On Mon, Jan 16, 2017 at 05:17:59AM -0700, Jan Beulich wrote:
> >>> On 14.01.17 at 03:52, <marmarek@xxxxxxxxxxxxxxxxxxxxxx> wrote:
> > On Sat, Jan 14, 2017 at 01:47:49AM +0000, Andrew Cooper wrote:
> >> In a native situation, SMAP raises #PF if hardware tries to follow a
> >> user pointer outside of an area whitelisted by the kernel.  (The
> >> copy_*_guest path suppresses #PF, opting instead to return -EFAULT.)
> >> 
> >> The choice of supervisor vs user in a pagewalk is a single bit, and Xen
> >> (for better or worse, but realistically as a consequence of SMAP being
> >> ~10 years younger than HVM guests) accesses pointers from hypercalls as
> >> a supervisor entity when walking the pagetables.  The key point here is
> >> that Xen must emulate the hardware pagewalker when trying to find the
> >> data being pointed to.
> >> 
> >> If Xen has a bug causing spurious accesses to HVM guests, then all bets
> >> are already off wrt memory corruption, because real hardware isn't used
> >> to make the access.
> >> 
> >> As indicated before, we could deliberately break the Xen pagewalker to
> >> ignore SMAP.  However, that would be identical to "pretend the guest
> >> actually whitelisted this access". 
> > 
> > I think there is important difference between "whitelist all accesses
> > to guest user memory for the hypercall time" vs "whitelist accesses done
> > through copy_from_guest/copy_to_guest only". If I understand correctly
> > above description, modifying privcmd_call would also suppress #PF when
> > Xen would be tricked to access guest memory outside of copy_*_guest.
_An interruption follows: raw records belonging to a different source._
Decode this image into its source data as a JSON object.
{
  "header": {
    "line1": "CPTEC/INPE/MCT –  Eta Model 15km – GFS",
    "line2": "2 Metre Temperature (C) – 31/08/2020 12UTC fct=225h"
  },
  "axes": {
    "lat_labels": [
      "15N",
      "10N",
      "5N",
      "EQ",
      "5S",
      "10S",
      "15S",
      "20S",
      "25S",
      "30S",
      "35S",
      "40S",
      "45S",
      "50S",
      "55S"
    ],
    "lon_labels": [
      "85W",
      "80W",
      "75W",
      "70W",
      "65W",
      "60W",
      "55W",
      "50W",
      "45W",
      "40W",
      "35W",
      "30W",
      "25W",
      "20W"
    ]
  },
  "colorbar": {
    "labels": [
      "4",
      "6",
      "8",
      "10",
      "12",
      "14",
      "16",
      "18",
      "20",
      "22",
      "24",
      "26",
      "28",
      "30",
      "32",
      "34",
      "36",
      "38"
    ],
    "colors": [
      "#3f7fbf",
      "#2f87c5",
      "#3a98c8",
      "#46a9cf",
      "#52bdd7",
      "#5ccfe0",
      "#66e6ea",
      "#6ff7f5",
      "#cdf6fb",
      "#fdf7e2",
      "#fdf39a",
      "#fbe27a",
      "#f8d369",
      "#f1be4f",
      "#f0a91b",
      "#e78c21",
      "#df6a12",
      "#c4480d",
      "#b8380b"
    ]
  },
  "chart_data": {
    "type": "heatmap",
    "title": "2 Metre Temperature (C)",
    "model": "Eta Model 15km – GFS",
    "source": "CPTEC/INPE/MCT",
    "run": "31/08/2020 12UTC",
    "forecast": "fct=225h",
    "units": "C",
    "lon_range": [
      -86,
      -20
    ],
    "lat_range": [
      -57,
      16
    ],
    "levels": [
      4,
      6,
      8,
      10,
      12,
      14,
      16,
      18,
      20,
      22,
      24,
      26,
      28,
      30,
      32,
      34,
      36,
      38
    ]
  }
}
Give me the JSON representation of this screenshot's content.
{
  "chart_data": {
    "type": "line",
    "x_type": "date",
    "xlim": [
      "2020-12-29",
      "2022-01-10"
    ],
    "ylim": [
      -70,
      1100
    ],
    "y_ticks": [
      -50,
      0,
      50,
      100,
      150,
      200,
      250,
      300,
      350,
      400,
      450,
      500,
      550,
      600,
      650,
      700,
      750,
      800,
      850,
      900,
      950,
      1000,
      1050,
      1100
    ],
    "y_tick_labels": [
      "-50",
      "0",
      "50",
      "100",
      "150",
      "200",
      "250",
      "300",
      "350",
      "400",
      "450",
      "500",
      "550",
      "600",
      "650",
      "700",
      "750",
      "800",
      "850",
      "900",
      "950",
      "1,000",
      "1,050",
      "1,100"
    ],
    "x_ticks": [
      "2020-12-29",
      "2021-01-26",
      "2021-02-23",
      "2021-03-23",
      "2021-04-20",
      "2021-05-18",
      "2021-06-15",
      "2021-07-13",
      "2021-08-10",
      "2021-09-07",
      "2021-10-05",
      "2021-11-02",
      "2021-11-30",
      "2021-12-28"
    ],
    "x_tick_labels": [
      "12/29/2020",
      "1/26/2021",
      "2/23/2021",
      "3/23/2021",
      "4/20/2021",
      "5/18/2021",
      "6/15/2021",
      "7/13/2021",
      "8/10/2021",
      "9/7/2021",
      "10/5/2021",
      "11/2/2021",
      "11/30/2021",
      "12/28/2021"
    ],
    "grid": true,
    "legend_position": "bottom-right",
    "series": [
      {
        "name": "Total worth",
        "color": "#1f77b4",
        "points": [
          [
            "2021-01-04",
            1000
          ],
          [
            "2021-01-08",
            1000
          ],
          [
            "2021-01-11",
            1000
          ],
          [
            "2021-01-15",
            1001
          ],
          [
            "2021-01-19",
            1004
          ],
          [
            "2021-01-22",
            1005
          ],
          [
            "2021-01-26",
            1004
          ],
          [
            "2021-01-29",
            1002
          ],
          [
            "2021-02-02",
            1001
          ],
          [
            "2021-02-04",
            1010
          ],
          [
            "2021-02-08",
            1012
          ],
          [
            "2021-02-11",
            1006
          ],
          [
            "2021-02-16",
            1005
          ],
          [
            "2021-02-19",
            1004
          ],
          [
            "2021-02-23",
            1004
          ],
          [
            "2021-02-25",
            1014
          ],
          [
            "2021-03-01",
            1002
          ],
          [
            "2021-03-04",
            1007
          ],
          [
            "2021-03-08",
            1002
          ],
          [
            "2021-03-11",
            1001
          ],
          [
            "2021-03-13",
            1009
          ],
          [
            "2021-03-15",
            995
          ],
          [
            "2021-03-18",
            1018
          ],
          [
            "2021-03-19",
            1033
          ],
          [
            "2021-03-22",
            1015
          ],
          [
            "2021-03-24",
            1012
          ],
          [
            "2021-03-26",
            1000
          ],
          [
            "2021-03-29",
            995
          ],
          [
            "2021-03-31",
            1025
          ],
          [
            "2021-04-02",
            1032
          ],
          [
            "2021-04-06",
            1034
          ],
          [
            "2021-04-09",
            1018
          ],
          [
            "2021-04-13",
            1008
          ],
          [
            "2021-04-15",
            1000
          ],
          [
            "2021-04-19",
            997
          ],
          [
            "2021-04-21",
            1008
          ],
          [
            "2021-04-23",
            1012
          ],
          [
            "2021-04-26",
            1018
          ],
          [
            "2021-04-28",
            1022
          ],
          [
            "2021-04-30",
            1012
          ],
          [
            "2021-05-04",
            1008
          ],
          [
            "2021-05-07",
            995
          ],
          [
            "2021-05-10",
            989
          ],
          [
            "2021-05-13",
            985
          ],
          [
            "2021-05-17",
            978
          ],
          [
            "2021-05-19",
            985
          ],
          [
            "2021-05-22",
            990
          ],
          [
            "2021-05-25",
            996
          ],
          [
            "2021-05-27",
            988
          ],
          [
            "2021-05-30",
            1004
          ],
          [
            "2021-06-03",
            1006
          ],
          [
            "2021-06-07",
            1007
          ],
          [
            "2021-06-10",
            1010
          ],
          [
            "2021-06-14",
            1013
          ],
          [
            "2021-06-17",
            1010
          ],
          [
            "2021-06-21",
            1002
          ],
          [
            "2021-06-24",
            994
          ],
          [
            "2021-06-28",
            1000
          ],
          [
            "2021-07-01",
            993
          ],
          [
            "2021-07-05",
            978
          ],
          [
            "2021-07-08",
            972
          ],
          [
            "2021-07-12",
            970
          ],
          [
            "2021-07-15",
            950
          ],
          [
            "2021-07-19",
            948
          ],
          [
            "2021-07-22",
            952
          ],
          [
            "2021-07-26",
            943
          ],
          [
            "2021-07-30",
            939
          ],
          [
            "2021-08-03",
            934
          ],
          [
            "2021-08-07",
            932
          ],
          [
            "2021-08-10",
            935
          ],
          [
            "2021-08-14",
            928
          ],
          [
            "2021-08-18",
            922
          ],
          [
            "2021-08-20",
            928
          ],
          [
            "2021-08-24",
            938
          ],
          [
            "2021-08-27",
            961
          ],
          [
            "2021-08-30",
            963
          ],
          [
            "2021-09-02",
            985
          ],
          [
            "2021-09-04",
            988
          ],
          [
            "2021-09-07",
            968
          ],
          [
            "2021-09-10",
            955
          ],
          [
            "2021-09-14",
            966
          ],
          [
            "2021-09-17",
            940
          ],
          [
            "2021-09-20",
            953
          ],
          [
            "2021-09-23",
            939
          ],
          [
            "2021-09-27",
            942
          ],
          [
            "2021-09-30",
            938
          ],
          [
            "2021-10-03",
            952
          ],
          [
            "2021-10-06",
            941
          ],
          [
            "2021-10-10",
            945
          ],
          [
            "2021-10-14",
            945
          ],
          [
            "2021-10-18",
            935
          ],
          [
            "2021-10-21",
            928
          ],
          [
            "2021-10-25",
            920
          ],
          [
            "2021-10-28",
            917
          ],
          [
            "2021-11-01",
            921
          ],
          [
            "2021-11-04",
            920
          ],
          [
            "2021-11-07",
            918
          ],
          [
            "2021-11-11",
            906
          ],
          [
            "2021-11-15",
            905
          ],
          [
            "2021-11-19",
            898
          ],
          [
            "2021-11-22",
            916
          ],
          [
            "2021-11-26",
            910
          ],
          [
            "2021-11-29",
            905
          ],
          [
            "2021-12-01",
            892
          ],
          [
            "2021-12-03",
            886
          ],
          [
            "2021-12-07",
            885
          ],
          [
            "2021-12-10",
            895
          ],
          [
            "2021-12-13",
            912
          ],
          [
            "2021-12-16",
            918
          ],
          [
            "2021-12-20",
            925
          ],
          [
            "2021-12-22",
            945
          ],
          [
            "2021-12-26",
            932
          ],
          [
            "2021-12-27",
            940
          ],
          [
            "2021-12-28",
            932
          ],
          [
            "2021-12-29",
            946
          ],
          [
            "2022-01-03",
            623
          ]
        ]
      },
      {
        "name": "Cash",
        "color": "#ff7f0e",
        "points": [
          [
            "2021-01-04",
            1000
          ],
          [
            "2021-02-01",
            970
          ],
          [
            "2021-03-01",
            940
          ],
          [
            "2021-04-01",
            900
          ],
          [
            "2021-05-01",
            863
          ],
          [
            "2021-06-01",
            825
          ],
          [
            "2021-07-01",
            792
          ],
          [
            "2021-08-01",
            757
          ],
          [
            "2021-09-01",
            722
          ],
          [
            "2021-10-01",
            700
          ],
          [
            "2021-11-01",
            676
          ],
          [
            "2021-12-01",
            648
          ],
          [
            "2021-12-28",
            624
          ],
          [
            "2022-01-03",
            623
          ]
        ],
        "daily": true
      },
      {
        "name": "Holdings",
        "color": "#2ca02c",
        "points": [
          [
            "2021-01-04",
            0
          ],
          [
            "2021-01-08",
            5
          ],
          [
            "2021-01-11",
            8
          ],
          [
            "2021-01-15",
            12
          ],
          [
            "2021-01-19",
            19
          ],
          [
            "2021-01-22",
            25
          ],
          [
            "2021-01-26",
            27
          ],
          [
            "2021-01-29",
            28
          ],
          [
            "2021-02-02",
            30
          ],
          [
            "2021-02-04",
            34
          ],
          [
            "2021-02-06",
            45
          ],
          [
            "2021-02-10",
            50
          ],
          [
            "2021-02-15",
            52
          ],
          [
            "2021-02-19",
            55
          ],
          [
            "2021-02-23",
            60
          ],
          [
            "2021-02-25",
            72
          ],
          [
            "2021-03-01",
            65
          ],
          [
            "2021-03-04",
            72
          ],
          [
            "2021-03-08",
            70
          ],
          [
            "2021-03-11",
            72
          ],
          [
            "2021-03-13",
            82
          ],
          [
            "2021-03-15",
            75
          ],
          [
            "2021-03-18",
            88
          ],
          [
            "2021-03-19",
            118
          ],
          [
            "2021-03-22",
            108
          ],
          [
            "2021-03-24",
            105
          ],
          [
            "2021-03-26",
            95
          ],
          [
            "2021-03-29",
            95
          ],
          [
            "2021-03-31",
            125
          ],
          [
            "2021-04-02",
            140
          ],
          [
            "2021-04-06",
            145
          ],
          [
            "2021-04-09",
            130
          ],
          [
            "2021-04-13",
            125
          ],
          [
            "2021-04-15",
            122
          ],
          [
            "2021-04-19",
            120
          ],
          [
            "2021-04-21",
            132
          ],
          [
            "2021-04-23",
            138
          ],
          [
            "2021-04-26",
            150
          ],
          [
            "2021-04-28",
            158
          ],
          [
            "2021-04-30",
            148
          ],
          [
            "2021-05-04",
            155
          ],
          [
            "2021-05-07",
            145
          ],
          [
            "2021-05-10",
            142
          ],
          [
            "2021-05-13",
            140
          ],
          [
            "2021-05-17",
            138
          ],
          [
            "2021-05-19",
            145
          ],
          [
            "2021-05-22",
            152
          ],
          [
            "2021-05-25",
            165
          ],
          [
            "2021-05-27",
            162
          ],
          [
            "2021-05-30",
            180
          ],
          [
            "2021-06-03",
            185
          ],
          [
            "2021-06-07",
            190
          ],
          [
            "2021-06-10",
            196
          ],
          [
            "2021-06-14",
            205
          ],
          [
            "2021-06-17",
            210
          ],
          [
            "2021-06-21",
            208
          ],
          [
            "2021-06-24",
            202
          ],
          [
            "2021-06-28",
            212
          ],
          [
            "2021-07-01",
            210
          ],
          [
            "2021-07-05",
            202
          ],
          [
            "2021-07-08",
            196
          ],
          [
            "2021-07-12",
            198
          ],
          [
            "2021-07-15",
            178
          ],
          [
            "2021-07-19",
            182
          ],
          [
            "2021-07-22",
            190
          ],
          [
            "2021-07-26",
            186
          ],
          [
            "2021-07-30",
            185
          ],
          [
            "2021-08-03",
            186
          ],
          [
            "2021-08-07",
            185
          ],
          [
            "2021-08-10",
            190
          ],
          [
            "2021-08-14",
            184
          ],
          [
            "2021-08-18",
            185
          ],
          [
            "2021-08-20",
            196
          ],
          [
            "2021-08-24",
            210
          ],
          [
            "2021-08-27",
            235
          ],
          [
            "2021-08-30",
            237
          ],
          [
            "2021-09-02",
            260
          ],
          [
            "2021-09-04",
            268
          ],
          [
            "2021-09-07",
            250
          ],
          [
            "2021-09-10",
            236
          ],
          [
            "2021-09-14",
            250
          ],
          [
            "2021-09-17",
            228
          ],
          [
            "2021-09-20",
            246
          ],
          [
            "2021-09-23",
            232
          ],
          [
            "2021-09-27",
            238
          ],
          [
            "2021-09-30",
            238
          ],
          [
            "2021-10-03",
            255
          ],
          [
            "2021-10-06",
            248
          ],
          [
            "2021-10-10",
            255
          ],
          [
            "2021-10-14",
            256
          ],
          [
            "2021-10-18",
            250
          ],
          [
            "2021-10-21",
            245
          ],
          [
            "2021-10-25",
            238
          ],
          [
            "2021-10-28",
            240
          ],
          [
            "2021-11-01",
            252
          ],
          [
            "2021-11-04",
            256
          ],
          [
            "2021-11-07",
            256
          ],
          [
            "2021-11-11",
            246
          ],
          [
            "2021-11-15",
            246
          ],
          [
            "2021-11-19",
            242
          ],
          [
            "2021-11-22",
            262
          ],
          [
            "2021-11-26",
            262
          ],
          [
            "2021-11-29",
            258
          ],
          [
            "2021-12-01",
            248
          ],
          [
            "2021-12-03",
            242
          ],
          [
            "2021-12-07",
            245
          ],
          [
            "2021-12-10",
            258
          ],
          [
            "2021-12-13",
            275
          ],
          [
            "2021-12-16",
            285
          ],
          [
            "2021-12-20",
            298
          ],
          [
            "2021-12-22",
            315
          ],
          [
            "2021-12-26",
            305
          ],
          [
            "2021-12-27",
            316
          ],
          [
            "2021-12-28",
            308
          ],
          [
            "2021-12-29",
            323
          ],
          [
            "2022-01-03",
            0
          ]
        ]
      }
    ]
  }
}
Am
> > I missing something?
> 
> There are two additional things to consider here:
> 
> 1) For HVM guests, Xen can't access guest memory unintentionally,
> as (other than in the PV case) virtual address spaces are distinct.

Good point.

> 2) When the guest issues stac()/clac(), it indicates to Xen _its own_
> intended view, without affecting Xen's. That is, as soon as hypervisor
> context is being entered again, SMAP protection would be in effect
> again (albeit as per point 1 guarding only against accessing PV guest
> mappings).
> 
> So the driver adjustment suggested by Andrew has an effect on only
> page walks done by Xen during copy_{to,from}_guest(), but not on
> actual memory accesses.

Ok, so indeed the kernel patch makes the most sense here. Is the change
in this shape (if works - I'll test it shortly) good to include
upstream, or is it "ugly hack"?

-- 
Best Regards,
Marek Marczykowski-Górecki
Invisible Things Lab
A: Because it messes up the order in which people normally read text.
Q: Why is top-posting such a bad thing?